When is $L^1 = (L^\infty)^\ast$?

I found this exercise in Cohn's Measure Theory:

Let $(X, \mathscr A, \mu)$ be a finite measure space. Show that the conditions

1. the map $T: L^1(X, \mathscr A, \mu) \to (L^\infty(X, \mathscr A, \mu))^\ast$ given by $g\mapsto T_g(f) = \int fg \, d\mu$ is surjective
2. $L^1(X, \mathscr A, \mu)$ is finite-dimensional
3. $L^\infty(X, \mathscr A, \mu)$ is finite-dimensional
4. there is a finite $\sigma$-algebra $\mathscr A_0$ on $X$ such that $\mathscr A_0\subset \mathscr A$ and such that each set in $\mathscr A$ differs from a set in $\mathscr A_0$ by a $\mu$-null set

are equivalent.

I figured out a way to show $2. \implies 4. \implies 3. \implies 2.$ and how these three conditions imply $1.$ What I'm having trouble with is how to get from 1. to either of the other three. If someone could provide a hint, I'd be grateful.

Thank you.

Solution 1:

Thanks to t.b.'s hint in the comments, I think I can prove $1. \implies 4.$ now.

Suppose 4. is not true for $(X, \mathscr A, \mu)$. Then there exists a sequence $B_n$ in $\mathscr A$ of pairwise disjoint sets with positive measure. Now choose a point $b_n \in B_n$ for each $n$ and let

$$C = \{f\in L^\infty(X, \mathscr A, \mu) \mid f \text{ is constant on $B_n$ for all $ n$ and } \lim_{n\to\infty} f(b_n) \text{ exists}\}$$

Let $\Lambda_0$ be the linear functional on $C$ given by $$\Lambda_0(f) = \lim_{n\to \infty} f(b_n)$$ Then $\Lambda_0$ is continuous on $C$ (in fact $\Vert \Lambda_0 \Vert = 1$) and we can extend $\Lambda_0$ to a linear functional $\Lambda$ on all of $L^\infty(X, \mathscr A, \mu)$ by an application of Hahn-Banach.

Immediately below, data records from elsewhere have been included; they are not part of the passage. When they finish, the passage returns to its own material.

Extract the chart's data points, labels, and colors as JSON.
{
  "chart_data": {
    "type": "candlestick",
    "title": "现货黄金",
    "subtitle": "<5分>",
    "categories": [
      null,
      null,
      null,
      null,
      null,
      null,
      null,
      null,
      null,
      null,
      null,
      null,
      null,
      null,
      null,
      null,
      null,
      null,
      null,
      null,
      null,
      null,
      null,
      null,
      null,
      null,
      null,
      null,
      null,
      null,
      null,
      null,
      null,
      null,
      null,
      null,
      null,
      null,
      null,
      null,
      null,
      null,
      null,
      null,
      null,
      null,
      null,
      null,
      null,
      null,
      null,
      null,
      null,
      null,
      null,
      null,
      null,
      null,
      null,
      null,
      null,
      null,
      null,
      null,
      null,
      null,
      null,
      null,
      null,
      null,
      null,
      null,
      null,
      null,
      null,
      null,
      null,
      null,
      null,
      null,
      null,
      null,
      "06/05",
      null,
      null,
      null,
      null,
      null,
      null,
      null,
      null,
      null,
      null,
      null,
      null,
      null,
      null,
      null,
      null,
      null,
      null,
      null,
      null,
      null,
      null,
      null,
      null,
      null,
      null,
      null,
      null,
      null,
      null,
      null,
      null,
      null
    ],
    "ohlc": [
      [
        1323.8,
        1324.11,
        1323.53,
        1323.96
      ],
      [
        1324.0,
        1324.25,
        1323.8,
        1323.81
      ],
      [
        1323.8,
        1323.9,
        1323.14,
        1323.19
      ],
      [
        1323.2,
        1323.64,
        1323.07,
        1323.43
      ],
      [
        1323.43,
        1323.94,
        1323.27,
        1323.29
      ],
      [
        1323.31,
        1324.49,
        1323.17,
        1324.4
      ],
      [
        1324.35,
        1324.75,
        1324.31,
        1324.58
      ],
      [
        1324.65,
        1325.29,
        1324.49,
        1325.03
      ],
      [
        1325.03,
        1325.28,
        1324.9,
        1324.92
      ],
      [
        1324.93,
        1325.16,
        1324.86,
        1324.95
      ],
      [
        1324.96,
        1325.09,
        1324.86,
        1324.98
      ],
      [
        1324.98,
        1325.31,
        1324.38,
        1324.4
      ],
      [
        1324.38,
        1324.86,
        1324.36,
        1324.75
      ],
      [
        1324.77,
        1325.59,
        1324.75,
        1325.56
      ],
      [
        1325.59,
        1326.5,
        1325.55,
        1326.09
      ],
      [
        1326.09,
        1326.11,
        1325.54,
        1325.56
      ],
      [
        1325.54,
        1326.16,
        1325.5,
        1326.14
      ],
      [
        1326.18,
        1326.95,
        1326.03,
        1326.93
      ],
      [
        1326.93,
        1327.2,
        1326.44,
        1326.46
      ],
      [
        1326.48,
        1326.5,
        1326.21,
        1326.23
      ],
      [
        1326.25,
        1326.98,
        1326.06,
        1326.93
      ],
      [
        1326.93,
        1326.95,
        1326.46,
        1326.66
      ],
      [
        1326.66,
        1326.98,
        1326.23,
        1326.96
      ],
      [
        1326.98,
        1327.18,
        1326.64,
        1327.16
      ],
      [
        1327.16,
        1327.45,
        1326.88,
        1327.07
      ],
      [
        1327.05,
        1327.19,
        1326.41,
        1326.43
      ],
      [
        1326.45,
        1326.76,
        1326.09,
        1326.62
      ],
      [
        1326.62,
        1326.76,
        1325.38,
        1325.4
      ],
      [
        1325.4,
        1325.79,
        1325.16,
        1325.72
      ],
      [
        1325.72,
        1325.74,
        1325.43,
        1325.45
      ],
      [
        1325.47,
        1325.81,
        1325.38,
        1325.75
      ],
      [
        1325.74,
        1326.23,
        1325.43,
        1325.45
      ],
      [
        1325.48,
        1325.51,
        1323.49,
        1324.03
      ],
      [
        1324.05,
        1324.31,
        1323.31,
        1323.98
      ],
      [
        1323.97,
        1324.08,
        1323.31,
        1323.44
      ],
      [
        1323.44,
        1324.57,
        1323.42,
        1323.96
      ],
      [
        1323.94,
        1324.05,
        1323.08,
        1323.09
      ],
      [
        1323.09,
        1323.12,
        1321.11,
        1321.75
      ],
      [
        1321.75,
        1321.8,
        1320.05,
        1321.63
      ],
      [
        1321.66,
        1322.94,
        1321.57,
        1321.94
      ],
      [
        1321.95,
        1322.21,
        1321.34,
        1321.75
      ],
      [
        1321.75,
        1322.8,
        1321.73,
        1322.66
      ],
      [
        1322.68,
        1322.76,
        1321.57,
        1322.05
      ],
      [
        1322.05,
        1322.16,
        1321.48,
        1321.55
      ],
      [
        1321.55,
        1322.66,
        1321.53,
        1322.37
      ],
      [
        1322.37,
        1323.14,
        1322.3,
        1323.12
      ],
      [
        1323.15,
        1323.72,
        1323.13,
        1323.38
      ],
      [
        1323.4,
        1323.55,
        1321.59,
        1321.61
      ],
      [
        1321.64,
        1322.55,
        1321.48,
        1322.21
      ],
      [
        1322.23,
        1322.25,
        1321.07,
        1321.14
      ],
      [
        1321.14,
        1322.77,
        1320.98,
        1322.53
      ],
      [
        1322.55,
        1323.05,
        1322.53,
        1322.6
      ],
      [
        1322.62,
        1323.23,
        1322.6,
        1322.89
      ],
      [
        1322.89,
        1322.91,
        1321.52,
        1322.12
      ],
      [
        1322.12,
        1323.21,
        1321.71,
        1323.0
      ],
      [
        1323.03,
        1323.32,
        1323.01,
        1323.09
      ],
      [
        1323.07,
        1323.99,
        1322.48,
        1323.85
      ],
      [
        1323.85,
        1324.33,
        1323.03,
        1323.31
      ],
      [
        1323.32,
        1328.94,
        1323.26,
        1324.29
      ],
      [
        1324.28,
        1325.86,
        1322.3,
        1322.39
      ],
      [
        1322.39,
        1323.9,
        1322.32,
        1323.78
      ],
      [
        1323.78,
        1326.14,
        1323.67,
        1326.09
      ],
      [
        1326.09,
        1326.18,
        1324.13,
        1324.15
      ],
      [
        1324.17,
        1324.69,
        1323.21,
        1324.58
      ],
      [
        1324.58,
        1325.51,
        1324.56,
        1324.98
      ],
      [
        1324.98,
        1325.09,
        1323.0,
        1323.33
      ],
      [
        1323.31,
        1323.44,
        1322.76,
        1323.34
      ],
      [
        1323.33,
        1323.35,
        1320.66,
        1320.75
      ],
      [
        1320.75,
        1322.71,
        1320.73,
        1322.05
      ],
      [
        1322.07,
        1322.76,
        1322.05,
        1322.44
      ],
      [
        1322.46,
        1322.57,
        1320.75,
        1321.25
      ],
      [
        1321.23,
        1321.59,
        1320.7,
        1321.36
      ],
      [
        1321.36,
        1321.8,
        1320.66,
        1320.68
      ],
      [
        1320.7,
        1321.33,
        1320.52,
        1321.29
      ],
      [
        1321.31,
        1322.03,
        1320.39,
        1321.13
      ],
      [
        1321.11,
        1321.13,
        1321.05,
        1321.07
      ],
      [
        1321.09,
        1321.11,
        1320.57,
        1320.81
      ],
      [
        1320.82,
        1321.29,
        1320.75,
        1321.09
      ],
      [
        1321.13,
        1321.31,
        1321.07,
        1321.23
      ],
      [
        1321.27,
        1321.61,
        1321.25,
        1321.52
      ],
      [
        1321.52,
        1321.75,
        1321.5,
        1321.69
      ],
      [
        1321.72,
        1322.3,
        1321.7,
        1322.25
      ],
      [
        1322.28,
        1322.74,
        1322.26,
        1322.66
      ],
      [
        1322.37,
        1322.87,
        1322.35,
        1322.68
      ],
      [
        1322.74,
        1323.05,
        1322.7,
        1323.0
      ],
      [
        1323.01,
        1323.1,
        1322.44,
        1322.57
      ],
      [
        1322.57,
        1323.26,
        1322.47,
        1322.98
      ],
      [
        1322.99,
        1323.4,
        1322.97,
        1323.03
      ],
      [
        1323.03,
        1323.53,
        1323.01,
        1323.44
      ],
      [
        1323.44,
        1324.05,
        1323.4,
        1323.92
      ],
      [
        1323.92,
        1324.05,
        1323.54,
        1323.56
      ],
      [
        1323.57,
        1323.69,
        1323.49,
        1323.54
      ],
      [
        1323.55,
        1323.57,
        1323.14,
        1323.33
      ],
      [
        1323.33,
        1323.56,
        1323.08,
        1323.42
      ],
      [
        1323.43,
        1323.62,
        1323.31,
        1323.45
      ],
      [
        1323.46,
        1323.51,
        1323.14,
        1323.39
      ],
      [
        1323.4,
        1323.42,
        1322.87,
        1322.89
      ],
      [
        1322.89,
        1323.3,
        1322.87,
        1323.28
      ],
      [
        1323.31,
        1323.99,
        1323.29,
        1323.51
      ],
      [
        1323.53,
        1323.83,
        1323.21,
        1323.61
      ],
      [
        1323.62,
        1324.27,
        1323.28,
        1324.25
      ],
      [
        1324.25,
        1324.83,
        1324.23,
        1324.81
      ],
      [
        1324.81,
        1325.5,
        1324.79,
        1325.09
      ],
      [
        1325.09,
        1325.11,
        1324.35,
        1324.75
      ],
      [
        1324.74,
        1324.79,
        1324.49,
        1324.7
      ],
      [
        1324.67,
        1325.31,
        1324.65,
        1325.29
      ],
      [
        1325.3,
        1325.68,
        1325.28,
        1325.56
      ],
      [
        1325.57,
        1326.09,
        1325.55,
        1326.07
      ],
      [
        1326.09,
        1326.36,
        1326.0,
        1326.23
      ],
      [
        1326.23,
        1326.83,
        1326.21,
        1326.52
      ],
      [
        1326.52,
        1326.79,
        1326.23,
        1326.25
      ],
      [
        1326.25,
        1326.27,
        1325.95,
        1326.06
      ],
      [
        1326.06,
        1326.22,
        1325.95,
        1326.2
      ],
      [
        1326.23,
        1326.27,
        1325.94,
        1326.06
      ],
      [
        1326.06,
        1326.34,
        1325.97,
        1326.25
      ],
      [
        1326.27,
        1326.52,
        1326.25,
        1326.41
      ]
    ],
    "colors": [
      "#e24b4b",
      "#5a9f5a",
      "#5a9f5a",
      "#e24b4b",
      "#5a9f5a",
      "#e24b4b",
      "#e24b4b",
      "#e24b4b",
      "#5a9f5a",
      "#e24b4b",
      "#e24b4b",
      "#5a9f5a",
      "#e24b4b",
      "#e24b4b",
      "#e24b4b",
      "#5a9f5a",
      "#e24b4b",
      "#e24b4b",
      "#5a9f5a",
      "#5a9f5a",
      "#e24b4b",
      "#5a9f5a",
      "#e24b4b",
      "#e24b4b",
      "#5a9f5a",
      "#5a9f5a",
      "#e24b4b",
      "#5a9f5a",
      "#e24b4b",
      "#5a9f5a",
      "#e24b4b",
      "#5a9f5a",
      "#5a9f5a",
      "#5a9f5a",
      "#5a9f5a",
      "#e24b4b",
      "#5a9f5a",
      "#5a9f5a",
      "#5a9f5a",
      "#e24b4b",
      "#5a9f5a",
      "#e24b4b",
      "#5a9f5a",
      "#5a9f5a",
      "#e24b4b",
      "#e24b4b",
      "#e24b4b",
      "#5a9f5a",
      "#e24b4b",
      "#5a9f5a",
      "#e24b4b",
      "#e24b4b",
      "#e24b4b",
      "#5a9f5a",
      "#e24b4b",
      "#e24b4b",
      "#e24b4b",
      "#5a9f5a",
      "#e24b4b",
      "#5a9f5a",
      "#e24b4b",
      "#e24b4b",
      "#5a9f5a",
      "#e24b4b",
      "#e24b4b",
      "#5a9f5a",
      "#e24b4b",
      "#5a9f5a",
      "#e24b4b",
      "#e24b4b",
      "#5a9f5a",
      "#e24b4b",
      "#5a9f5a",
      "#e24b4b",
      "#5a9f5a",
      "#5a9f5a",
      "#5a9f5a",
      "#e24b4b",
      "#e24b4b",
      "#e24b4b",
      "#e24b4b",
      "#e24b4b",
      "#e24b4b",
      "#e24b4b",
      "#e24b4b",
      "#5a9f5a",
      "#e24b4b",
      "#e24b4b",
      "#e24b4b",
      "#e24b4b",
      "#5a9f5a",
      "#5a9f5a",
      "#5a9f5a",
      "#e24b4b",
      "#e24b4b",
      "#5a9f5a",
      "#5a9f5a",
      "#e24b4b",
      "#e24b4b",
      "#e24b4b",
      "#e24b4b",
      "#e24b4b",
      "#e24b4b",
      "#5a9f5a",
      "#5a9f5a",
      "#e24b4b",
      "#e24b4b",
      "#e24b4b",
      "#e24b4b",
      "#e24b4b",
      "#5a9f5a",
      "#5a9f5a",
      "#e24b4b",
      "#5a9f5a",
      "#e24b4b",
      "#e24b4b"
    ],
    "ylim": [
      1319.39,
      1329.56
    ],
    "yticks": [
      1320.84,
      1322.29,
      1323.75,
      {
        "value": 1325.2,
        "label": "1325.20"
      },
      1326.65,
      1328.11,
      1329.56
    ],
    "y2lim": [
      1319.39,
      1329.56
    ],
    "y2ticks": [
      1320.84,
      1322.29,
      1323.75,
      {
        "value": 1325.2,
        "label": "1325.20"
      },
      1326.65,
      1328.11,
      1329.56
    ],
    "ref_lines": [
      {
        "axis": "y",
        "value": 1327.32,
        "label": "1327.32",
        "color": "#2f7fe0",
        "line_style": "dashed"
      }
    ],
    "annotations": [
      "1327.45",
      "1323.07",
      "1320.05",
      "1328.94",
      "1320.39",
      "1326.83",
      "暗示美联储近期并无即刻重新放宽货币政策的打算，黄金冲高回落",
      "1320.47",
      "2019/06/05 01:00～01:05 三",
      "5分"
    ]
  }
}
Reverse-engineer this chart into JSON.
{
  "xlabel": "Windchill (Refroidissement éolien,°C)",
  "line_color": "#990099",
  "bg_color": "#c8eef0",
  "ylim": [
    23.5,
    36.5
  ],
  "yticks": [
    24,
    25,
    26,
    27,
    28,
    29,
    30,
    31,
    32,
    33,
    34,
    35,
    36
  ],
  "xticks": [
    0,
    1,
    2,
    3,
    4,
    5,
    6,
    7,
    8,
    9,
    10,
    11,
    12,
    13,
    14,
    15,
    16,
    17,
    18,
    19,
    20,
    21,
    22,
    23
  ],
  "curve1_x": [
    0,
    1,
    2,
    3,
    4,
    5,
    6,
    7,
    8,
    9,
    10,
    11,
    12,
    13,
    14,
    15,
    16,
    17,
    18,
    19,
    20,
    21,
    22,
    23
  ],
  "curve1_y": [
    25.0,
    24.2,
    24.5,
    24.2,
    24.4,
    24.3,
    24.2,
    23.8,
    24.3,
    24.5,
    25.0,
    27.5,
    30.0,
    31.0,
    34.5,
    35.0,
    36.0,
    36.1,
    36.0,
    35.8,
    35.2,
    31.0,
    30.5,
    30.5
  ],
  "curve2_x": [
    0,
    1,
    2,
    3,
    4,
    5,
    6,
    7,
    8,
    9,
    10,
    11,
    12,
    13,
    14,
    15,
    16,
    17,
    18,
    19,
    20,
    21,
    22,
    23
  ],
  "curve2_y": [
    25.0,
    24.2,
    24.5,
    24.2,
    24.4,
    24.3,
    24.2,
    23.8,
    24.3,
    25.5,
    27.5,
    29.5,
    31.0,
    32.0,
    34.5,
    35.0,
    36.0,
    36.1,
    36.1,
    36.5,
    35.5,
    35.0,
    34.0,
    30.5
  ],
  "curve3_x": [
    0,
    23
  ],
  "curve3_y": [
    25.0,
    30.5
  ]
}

But this $\Lambda$ cannot be of the form

$$\Lambda(f) = \int_X fg \, d\mu$$

for any $g\in L^1(X, \mathscr A, \mu)$. Suppose there was such $g$. Let $A_n = \bigcup_{k=1}^n B_k$ and $A = \bigcup_{n=1}^\infty B_n$. Then we would have $$\int_X \chi_{A_n} g \, d\mu = \Lambda\left(\chi_{A_n}\right) = \lim_{m\to\infty} \chi_{A_n}(b_m) = 0$$ for all $n$. And therefore, by the monotone convergence theorem applied to $\chi_{A_n} g^+ \uparrow \chi_A g^+$ and $\chi_{A_n} g^- \uparrow \chi_A g^-$, we obtain

\begin{align} \int_X \chi_A g\, d\mu &= \int_X \chi_{A} g^+\, d\mu - \int_X \chi_{A} g^-\, d\mu \\\ &= \lim_{n\to\infty} \int_X \chi_{A_n} g^+\, d\mu - \lim_{n\to\infty} \int_X \chi_{A_n} g^- \, d\mu \\\ &= \lim_{n\to\infty} \int_X \chi_{A_n} g\, d\mu \\ &= 0 \end{align}

But on the other hand we have $\Lambda(\chi_A) = \lim_{n\to\infty} \chi_A(b_n) = 1$, a contradiction.

So this $\Lambda \in (L^\infty(X, \mathscr A, \mu))^\ast$ is not in the image of $T: L^1(X, \mathscr A, \mu)\to (L^\infty(X, \mathscr A, \mu))^\ast$.